As of March 2021, the NLab Speech accuracy indicator (reverse Word Error Rate) is more than 82% on noisy data from telephony. And the data processing speed in the Nanosemantics cloud reaches 6 real-time factor - this is 40-80% higher than the speed of competing cloud services.
We are already on a par with the leaders in the accuracy of voice technologies working in Russian, and strive to surpass them qualitatively. There are all prerequisites for this: we are improving language and acoustic models, a neural network-punctuator. We collect even more high-quality data for training neural networks. Also, to improve the accuracy of speech recognition, we plan to introduce audio classification in NLab Speech by gender, age, speech speed, pitch, volume and speaker emotions. Moreover, we plan to add a classification of places by the noise of the speaker's environment. At the same time, the development of English, Chinese and Korean ASR is underway, said Stanislav Ashmanov, CEO of Nanosemantics
|
It is difficult to overstate the improvement in the quality of voice robots based on automatic speech recognition (ASR) from Nanosemantics for organizations that trust customer service to machine learning. With high-level voice and word recognition capabilities, the voice assistant replaces dozens and hundreds of call center employees, reducing the company's staff costs and speeding up customer service. The implementation of ASR will greatly facilitate and optimize work in other areas of the business. For example, health workers with the help of voice filling out documents will be able to quickly compile anamneses, and people with disabilities will improve their quality of life through voice technologies, |
The team worked on the creation of the technology for more than two years. To prepare a large array of training data, Nanosemantic has developed a platform for marking them up Nanosemantics Marker. With its help, the data is converted into a format suitable for training neural networks.

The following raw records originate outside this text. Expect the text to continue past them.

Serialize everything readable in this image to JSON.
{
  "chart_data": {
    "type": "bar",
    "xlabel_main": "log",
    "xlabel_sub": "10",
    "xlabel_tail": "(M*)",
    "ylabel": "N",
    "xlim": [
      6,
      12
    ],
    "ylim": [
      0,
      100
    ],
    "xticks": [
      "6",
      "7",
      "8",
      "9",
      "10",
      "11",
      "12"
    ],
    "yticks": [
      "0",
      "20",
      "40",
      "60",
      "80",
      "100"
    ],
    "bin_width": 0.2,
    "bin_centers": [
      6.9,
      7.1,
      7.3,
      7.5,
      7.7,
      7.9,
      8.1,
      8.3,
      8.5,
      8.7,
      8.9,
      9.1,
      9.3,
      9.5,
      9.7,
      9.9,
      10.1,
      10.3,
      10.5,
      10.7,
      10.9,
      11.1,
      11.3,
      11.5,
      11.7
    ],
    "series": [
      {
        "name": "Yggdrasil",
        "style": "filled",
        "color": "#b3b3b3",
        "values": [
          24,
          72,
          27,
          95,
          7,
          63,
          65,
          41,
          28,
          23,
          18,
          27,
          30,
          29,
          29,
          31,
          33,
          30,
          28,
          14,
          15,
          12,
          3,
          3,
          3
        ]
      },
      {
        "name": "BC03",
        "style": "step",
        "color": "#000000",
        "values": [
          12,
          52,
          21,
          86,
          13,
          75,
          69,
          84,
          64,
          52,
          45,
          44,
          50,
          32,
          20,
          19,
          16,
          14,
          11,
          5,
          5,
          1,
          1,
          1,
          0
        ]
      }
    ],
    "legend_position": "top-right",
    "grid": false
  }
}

Unlike humans, the neural network in NLab Speech analyzes the sound signal as an image: each audio is matched by its spectrogram, after which the neural network translates the spectrogram into text assumptions about what was said in the audio. The best option is determined using a language model that takes into account the frequency indicators of the joint occurrence of words.
To train acoustic models, more than 12 thousand hours of audio were collected from various sources: call centers, voice messages, audiobooks, webinars. Datasets have also been prepared to train models that show better results on recordings from the microphones of user devices, such as smartphones and laptops. I had to take into account reverb and equalization when working with audio recordings from different sources and obtained during recording under different conditions.

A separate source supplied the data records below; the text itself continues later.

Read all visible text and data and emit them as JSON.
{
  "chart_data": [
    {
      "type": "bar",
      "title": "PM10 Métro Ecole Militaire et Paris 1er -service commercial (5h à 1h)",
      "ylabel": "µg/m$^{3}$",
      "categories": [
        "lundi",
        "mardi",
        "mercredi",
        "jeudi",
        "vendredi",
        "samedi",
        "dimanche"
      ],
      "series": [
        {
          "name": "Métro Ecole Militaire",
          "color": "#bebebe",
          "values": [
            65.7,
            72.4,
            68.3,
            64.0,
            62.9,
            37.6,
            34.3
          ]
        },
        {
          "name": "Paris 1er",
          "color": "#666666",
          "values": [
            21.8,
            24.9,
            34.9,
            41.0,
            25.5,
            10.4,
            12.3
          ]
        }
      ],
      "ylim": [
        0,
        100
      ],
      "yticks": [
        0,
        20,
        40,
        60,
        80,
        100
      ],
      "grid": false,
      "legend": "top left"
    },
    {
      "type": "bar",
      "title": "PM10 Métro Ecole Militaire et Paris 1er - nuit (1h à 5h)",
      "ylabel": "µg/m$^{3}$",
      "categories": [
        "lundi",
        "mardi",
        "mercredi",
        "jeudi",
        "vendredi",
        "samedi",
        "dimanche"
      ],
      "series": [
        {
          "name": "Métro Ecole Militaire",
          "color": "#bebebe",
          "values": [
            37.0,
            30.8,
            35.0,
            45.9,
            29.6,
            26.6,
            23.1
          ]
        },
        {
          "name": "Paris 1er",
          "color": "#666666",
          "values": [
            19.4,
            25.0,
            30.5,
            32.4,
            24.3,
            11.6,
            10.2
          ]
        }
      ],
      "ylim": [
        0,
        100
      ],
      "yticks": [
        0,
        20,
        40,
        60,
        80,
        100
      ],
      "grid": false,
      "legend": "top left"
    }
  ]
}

For March 2021, Nanosemantics 's NLab Speech speech recognition technology is a self-sufficient technology that repeats a person's speech capabilities and does not require participation in third-party services. Fast and scalable speech recognition works on both processors and video cards. NLab Speech includes both file-based speech recognition and streaming. The first produces only the final result, and the streaming one, including the intermediate words after each spoken word, which are adjusted depending on the continuation of speech (the same principle is used, for example, in Apple Siri). Among other things, ASR from Nanosemantics works with the main communication protocols: websocket, grpc and mrcp - this provides the flexibility of NLab Speech to integrate the service to a specific client. There is also a breakdown of stereo recordings by dialog replicas for ease of use of ASR results in voice analytics systems. NLab Speech automatically corrects text writing, corrects errors, and punctuates.